More than 3.5 billion people around the world use Facebook’s suite of social networks and apps, including Facebook.com, Messenger app, Instagram, and WhatsApp, among others. The country with the largest population of Facebook users is India, with an estimated 340 million users. (The United States, by contrast, has an estimated 200 million users.) 

This was by design. For years, Facebook has been working to expand internet access in the developing world—which would also expand its own user base. The company has explored the use of satellites, drones, and radio-linked wireless networks. It has partnered with local telecommunication firms to improve physical internet infrastructure.

In 2013 Facebook launched Internet.org, an initiative that allowed users to access Facebook, and certain other websites, without incurring any data charges. This was part of Mark Zuckerberg’s grand plan to get the world online by providing internet access to the 85% of the world (at the time) that had access to cellular data.

But in 2016, the program (by now renamed Free Basics) was banned by India’s Telecom Regulatory Authority, which claimed that it violated net neutrality. Despite that setback, it has continued to roll out, with less fanfare, to other countries in the developing world. In 2018, Facebook said Internet.org had put 100 million people online. In 2019, FreeBasics was available in 65 countries, around 30 of them in Africa. Last year, the firm began rolling out Facebook Discover, which allows internet users to access low-bandwidth traffic to all websites (not just Facebook properties) even if they’ve run out of data.

Versions of these programs also exist in Afghanistan, where many new internet users equate Facebook, Facebook Messenger, and WhatsApp with the whole internet. Even among those who have broader access to the full web, Facebook’s suite of products play a vital role. WhatsApp calls, for example, have long since replaced more expensive—and less secure—phone calls globally. Around the world, many small businesses rely on Facebook’s tools to sell and advertise their products.

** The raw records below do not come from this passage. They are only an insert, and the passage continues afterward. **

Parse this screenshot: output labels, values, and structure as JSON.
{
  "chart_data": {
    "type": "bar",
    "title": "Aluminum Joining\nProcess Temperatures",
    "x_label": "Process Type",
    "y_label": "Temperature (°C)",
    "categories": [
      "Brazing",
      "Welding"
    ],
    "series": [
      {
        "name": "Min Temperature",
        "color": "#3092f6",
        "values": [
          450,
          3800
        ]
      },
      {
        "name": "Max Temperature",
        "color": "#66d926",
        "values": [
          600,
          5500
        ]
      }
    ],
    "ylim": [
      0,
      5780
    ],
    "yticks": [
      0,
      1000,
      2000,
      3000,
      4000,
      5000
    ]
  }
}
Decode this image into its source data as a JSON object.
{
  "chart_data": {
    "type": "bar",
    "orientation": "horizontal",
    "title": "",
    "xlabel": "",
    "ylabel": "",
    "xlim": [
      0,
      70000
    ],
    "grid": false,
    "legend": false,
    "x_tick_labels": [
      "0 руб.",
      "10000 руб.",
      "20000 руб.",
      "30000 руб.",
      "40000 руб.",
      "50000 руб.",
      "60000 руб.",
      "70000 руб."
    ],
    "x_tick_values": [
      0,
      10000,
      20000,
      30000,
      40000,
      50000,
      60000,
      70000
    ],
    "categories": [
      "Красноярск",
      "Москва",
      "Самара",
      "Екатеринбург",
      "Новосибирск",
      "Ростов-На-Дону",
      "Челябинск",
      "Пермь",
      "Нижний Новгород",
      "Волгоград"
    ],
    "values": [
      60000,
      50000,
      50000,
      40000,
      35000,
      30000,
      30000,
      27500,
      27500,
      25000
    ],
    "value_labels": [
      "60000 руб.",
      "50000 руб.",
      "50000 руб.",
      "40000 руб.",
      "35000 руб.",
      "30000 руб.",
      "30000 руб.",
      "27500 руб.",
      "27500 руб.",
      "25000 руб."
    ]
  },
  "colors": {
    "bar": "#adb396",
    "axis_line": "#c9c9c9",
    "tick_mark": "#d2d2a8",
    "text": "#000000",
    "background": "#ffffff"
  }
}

All of this means that even temporary outages have a big effect, both for advocacy organizations, like the ad hoc groups helping Afghans escape the country, and the vulnerable individuals that are already isolated, like the Afghans in hiding, afraid of Taliban retribution, and waiting for news—often via Whatsapp—for updates.

They "are already incredibly fatigued and anxious. Losing connection with each other and with trusted allies in the outside world is… devastating" says Ruchi Kumar, an Istanbul-based Indian journalist (and MIT Technology Review contributor) who is also involved in Afghan evacuation efforts. "A number are on the verge of suicide, given the deaths and violence they've been witnessing this past month." The unexplained outage of their primary channel of communication with the outside world compounded the despair, uncertainty, and feelings of abandonment. Losing a chance for evacuation, meanwhile "is literally life or death."

It was past midnight for Kumar and Bezhan when Facebook began coming back to life, but even then, some of its functionalities, including search and notifications, were not yet available. Bezhan hadn’t heard back yet about whether she could add that additional name for evacuation. 

But she was also concerned that her Afghan friends might be jumping to conclusions about what caused the outage. For weeks since the fall of Kabul, there had been rumors that the Taliban had cut access to the internet. “I bet they are creating rumors and coming up with stories about how the new government is blocking the media,” she says. 

They wouldn’t be alone. Responding to similar concerns, a spokesperson for the Democratic Republic of Congo’s ministry of communication—a country known for government-induced Internet shutdowns took to Twitter to set the record straight: “The internet connection has not been cut,” he wrote at 4:05 p.m. ET. “It is a global blackout crippling WhatsApp, Facebook, and Instagram. Other applications like Twitter are functioning normally. The same goes for the rest of the web.”

This story has been updated with details from Kumar about the impact of the outage.